UK Export Finance (UKEF) is finalising the details of the deal, which will take the form of guarantees on bank lending. In the last five years, UKEF has provided Saudi Aramco with nearly £500mn in support of UK exports, notably for the Sadara chemicals project.

A government spokesperson tells GTR: “We will be providing Saudi Aramco with support in the form of credit guarantees to procure from the UK. This builds on previous support for UK exports as part of Saudi Aramco joint venture projects.”

The new deal is not on the back of any projects but will act as a general line of credit to support Aramco’s plans for development and diversification of its operations.

“In the coming months UKEF will be running a series of exporter events to help connect UK suppliers with Aramco to fully realise the mutual benefits of this support,” adds the spokesperson.

Timing of the loan has seen many market commentators raise eyebrows, as the Saudi oil company is in the midst of deciding on which stock exchange it will sell a 5% share in its business.
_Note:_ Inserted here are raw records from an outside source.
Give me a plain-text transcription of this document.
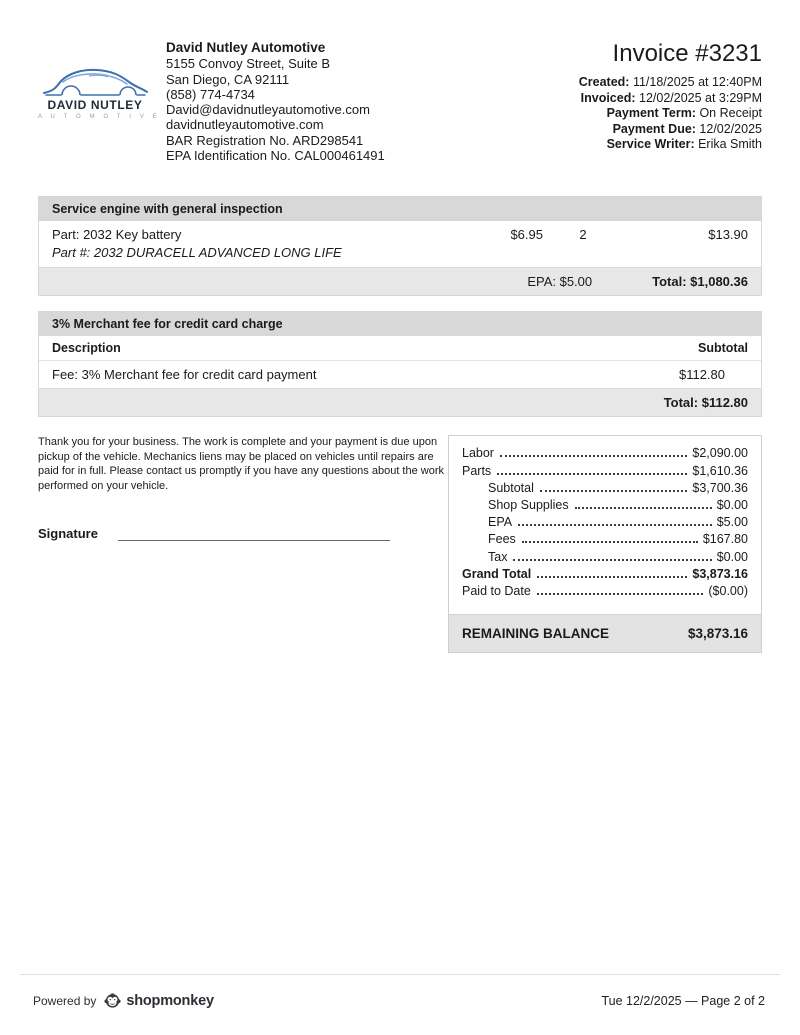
DAVID NUTLEY
A U T O M O T I V E
David Nutley Automotive
5155 Convoy Street, Suite B
San Diego, CA 92111
(858) 774-4734
David@davidnutleyautomotive.com
davidnutleyautomotive.com
BAR Registration No. ARD298541
EPA Identification No. CAL000461491
Invoice #3231
Created: 11/18/2025 at 12:40PM
Invoiced: 12/02/2025 at 3:29PM
Payment Term: On Receipt
Payment Due: 12/02/2025
Service Writer: Erika Smith
Service engine with general inspection
Part: 2032 Key battery
Part #: 2032 DURACELL ADVANCED LONG LIFE
$6.95	2	$13.90
EPA: $5.00	Total: $1,080.36
3% Merchant fee for credit card charge
Description	Subtotal
Fee: 3% Merchant fee for credit card payment	$112.80
Total: $112.80
Thank you for your business. The work is complete and your payment is due upon pickup of the vehicle. Mechanics liens may be placed on vehicles until repairs are paid for in full. Please contact us promptly if you have any questions about the work performed on your vehicle.
Signature
Labor	$2,090.00
Parts	$1,610.36
Subtotal	$3,700.36
Shop Supplies	$0.00
EPA	$5.00
Fees	$167.80
Tax	$0.00
Grand Total	$3,873.16
Paid to Date	($0.00)
REMAINING BALANCE	$3,873.16
Powered by shopmonkey	Tue 12/2/2025 — Page 2 of 2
The country is pursuing an ambitious economic reform agenda as it seeks to diversify its industries following the recent volatility in the oil market.

The UK, US, Japan and China are also pushing for their own exchanges to be considered.

UK Prime Minister Theresa May and London Stock Exchange CEO, Xavier Rolet, both travelled to Saudi Arabia earlier in the year to discuss the flotation as well as other trade opportunities.

Meanwhile, US President Donald Trump tweeted the US “would very much appreciate Saud Arabia doing their IPO of Aramco with the New York Stock Exchange”.

Former UK treasury official Nicholas Macpherson tweeted that the loan is “a further lurch in descent to mercantilism”, by the UK.

The UKEF has also been criticised for its heavy lending to the fossil fuel sector despite signing up to the Equator Principles, a global framework aiming to promote sustainable project financing.

Last year, a majority of UKEF’s projects supported fossil fuels sectors, leading to criticism that the organisation’s support was not in line with its commitment on climate policy and a greener future. In an exclusive interview with GTR, international trade minister Greg Hands said oil and gas remains an important sector where the UK has strong expertise, and that UKEF support for this sector is fully consistent with its application of the Equator Principles.